The process of compressing the various audio info and preparing a playable Rock Band song takes about three minutes, depending on the user’s computer’s processing speed. There is one important restriction to keep in mind, though: because Magma is based on Games for Windows Live, there’s no Mac support at all. If you want to get your song into Rock Band 2, you’ll need to use a PC.
Once the song is uploaded to the Rock Band Network servers, it will be playable from Rock Band 2’s to-be-patched “Audition Mode.” While the option will be visible for all Xbox 360 players post-patch release, only members of the XNA Creator’s Club will be able to access the service. Here, all in-production songs will be displayed to play and review.

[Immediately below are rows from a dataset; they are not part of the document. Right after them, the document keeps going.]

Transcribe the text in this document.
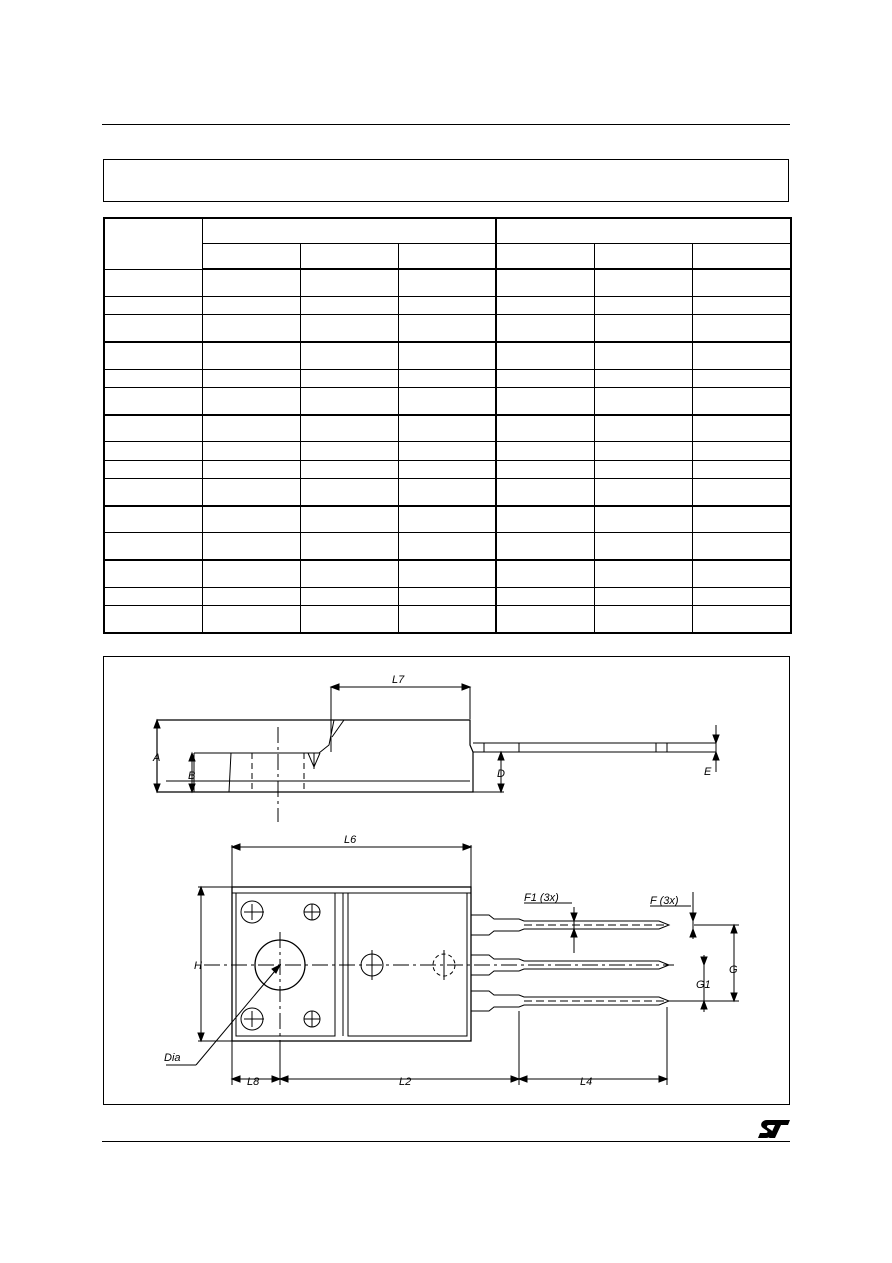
L7
A
B	D	E
L6
H
F1 (3x)	F (3x)
G
G1
Dia
L8	L2	L4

Playing an original Rock Band Network song will look like playing any other Rock Band song. However, there will be a few changes specific to “Audition Mode.” For example, players will be able to use the D-pad at any time to slow down a song, almost to a standstill. This will allow creators to make note of any microscopic errors they might discover in the note map. Additional information on the screen, like the MBT, indicates the song’s position in Reaper, so producers know exactly where to go when editing their songs.
The Rock Band Network community is already available as a closed beta, but an open beta is scheduled to launch in mid-October, about a month after Audition mode is patched into Rock Band 2. Then, the Rock Band Network Store will be available in November for both Xbox 360 and PS3 users to enjoy. All artists will be paid through XNA, and will receive 30 percent of their chosen selling price. (The remainder will go to Harmonix and the platform holders.) While this may seem like an unbalanced cut, Harmonix notes that this is the same deal that everyone gets when entering the Network: Your band is agreeing to the same terms as a major record label; keeping all artists on equal footing.
In addition to the 30 percent share, publishers on the Rock Band Network must also meet a minimum sales threshold, which wasn’t quantified beyond “small,” before earning income. Should your song reach that number, the checks will come automatically every month. It’s an exciting, but unproven, business model that might provide a new revenue stream for up-and-coming artists. The cost of entry is relatively low for what is, essentially, a new avenue of music publishing: a copy of Rock Band 2, an Xbox 360, a $99 Creator’s Club membership, and the $60 license for Reaper. For dedicated enthusiasts and professionals alike, that’s an easy price to swallow.